James Wade hat sich nach seiner Nichtberücksichtigung für die Premier League Darts öffentlich zu Wort gemeldet. Trotz einer starken Saison gehört der Routinier zu den wenigen Topspielern, die keine Einladung für die prestigeträchtige Darts-Roadshow erhalten haben.
Wade spielte 2025 eines seiner konstantesten Jahre seit Langem. Er erreichte die Finals zweier Ranglisten-Major-Turniere, der UK Open und des World Matchplay, und musste sich jeweils nur Luke Littler geschlagen geben. Hinzu kamen ein Titel im Rahmen der Players Championship-Serie sowie vier Halbfinalteilnahmen auf der European Tour.

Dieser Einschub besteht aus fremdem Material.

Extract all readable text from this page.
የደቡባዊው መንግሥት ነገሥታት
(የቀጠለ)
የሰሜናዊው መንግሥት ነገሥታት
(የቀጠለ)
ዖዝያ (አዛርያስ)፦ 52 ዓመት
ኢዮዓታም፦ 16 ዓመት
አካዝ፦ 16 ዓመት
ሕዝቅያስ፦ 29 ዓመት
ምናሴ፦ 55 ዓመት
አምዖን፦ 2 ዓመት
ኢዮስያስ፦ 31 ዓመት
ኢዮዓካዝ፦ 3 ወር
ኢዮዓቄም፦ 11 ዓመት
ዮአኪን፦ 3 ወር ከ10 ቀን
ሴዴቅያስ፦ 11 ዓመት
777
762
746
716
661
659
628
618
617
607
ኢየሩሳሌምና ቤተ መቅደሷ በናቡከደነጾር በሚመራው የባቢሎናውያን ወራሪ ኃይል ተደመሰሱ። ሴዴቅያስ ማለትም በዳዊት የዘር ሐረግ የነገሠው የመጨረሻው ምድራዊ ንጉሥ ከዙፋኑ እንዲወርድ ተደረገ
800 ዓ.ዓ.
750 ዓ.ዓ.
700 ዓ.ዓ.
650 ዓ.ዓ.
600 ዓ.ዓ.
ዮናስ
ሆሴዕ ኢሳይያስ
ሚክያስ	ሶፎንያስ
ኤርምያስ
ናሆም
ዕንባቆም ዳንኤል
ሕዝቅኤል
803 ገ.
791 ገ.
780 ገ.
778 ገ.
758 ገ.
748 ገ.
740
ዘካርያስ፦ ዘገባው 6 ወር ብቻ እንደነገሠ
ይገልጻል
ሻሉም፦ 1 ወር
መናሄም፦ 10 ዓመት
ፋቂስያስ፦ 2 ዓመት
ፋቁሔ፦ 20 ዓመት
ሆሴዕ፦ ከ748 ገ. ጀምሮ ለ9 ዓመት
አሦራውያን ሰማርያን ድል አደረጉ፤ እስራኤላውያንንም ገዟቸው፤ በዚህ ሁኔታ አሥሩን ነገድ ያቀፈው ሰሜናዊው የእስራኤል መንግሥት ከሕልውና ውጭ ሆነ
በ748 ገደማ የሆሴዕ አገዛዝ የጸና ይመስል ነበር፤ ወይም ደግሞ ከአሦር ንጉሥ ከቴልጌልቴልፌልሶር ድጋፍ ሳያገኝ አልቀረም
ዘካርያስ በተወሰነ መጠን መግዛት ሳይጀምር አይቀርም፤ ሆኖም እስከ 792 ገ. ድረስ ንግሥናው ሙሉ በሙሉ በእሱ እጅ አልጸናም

Frühes WM-Aus und deutliche Worte
Möglicherweise deutete sich das Aus von „The Machine“ jedoch bereits bei der PDC Darts WM 2026 an, als Ricky Evans Wade überraschend aus dem Turnier warf. Der frühere Premier-League-Champion, der zuletzt 2022 Teil der Elite-Liga war, reagierte anschließend deutlich und teilte gegen die PDC aus, nachdem sie ihn bei der Verkündung des diesjährigen Line-ups außen vor gelassen hatte.
In einem weiteren Statement erklärte er ausführlicher: „Enttäuscht, aber stolz auf die Arbeit, die ich dieses Jahr in die Verfolgung eines Ziels gesteckt habe – die Rückkehr in die Premier League. Es verpasst zu haben, tut weh, aber das gehört zur Reise. Ich habe meinen Leistungen in den großen Momenten vertraut, zwei Major-Finals und zwei Major-Viertelfinals, und ich werde weiter auf diesen Prozess setzen. Jetzt zurück an die Arbeit. 2026 bin ich bereit.“
Wade wollte die Premier-League-Chance
Dass der Traum von der Premier League nicht einfach werden würde, hatte Wade selbst bereits früh im Jahr eingeräumt. Der Engländer, der aktuell außerhalb der Top-10 steht, betonte, dass er sich seinen Platz eher erkämpfen müsse, statt auf eine Einladung zu hoffen.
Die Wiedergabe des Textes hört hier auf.